Однообразный и серый Норвилишкес оживает на три главных праздника, когда в пограничном заборе открываются маленькие ворота. Ровно в 10 утра литовские пограничники подъезжают на место в своих японских внедорожниках и поднимают флаги своей страны и Евросоюза. Белорусы подъезжают в старом и расшатанном военном автобусе.
В эти дни Аленцинович забывает о своем хозяйстве, принаряжается, надевает свое старое пальто, одевает ремень для поддержки своих засаленных брюк и идет к дому своей тети в Пискунах. Он приносит ей шоколадки, а Янина наливает водку и нарезает ветчину, сделанную из одного из ее поросят. Аленцинович ждет-не дождется, когда сможет поесть вкусного белорусского хлеба своей тети.
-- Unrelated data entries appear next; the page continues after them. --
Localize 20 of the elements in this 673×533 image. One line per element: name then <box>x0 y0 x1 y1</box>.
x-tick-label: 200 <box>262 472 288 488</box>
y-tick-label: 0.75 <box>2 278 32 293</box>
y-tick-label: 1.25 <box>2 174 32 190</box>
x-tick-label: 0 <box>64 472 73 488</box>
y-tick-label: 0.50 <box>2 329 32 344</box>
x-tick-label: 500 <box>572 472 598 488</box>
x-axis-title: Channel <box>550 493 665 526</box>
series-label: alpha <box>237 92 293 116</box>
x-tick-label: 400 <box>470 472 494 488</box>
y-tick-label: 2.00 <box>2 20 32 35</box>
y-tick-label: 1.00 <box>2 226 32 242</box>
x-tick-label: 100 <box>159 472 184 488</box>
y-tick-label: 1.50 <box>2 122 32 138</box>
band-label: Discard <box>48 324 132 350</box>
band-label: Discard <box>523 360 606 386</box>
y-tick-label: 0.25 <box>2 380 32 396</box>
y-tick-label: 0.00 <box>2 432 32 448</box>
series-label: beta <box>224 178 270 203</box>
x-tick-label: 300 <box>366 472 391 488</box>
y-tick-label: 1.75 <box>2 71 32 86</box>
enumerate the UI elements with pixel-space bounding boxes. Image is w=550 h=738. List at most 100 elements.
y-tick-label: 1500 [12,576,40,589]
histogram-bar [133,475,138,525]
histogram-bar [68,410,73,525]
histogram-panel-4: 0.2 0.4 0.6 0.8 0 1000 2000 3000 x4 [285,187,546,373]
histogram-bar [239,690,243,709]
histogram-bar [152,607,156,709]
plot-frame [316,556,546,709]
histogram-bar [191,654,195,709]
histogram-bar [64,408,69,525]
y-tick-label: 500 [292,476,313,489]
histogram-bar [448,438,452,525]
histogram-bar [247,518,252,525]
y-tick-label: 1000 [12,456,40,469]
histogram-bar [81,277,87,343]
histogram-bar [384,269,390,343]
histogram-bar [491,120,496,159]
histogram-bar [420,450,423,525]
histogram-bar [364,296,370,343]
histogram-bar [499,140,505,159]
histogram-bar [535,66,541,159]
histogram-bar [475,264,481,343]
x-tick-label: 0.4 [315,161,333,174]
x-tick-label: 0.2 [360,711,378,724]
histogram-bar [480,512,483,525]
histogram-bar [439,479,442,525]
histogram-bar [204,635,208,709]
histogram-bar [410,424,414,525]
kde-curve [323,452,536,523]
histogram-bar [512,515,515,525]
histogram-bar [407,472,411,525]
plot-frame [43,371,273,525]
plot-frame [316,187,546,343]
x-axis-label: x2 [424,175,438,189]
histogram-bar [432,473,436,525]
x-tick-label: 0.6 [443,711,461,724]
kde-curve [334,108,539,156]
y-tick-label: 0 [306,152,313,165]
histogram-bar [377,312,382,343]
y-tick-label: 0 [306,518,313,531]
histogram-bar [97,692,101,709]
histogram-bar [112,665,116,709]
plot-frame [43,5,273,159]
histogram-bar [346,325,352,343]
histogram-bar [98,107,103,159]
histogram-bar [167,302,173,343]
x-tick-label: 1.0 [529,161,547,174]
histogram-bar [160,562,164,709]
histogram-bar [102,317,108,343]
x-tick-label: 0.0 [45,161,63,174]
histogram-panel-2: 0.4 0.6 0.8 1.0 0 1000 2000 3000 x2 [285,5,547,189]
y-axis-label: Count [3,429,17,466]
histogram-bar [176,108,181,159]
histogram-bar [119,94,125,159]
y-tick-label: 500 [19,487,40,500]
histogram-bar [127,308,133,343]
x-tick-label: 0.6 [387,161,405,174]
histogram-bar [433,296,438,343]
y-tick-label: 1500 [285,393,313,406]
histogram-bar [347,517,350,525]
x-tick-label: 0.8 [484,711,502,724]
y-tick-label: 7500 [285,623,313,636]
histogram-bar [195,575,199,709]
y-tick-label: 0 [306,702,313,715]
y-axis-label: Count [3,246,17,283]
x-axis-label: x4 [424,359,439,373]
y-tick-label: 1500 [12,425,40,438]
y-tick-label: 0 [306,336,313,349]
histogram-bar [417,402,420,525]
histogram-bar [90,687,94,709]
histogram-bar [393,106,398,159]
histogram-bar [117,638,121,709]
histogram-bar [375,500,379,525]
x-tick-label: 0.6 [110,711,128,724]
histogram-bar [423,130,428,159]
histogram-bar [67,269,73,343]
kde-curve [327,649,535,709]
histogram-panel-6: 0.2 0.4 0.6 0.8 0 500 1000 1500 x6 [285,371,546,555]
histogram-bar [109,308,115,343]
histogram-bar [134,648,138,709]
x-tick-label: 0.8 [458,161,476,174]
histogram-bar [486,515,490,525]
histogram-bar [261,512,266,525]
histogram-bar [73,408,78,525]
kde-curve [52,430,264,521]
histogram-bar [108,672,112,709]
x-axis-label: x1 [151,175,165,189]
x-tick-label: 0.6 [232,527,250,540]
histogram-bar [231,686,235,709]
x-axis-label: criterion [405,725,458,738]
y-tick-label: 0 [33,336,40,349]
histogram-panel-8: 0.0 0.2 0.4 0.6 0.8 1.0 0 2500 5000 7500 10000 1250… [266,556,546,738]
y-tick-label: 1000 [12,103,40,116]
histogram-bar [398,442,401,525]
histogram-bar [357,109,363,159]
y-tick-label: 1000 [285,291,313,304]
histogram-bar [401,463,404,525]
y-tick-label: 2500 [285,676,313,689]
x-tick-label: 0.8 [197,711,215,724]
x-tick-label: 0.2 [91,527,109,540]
Он жалуется на свое правительство в Вильнюсе, пока Геннадий, муж его тети, протестует против властей в Минске. В последнее время стало ясно, что ситуация в Беларуси также совсем не такая благоприятная, как казалось. Страна погрязла в кризисе. «Наши деньги теряют свою стоимость быстрее, чем сгорает метеорит», – говорит Геннадий.
Шкаф в его гостиной наполнен запасенными товарами, включая несколько коробок белорусских сигарет «Прима», которые продаются примерно по 10 евроцентов за пачку. Аленцинович предлагает своим родственникам британские сигареты Kent, которые он принес с собой, и в этот короткий момент смакует свою роль богатого родственника с Запада, знающего, что Геннадий живет на свою скудную пенсию в 260 тысяч белорусских рублей в месяц, а это меньше 40 евро.
Вечер настает быстрее, чем они успевают его заметить, и для Аленциновича наступает время возвращаться на границу. Два человека начинают чувствовать тоску, впадая в меланхоличное состояние, сейчас, когда алкоголь сделал их немного смелее, чем обычно. «Выпьем», – говорит Геннадий в подобные такому моменты, «а потом мы пойдем к границе и снесем этот убогий забор вместе».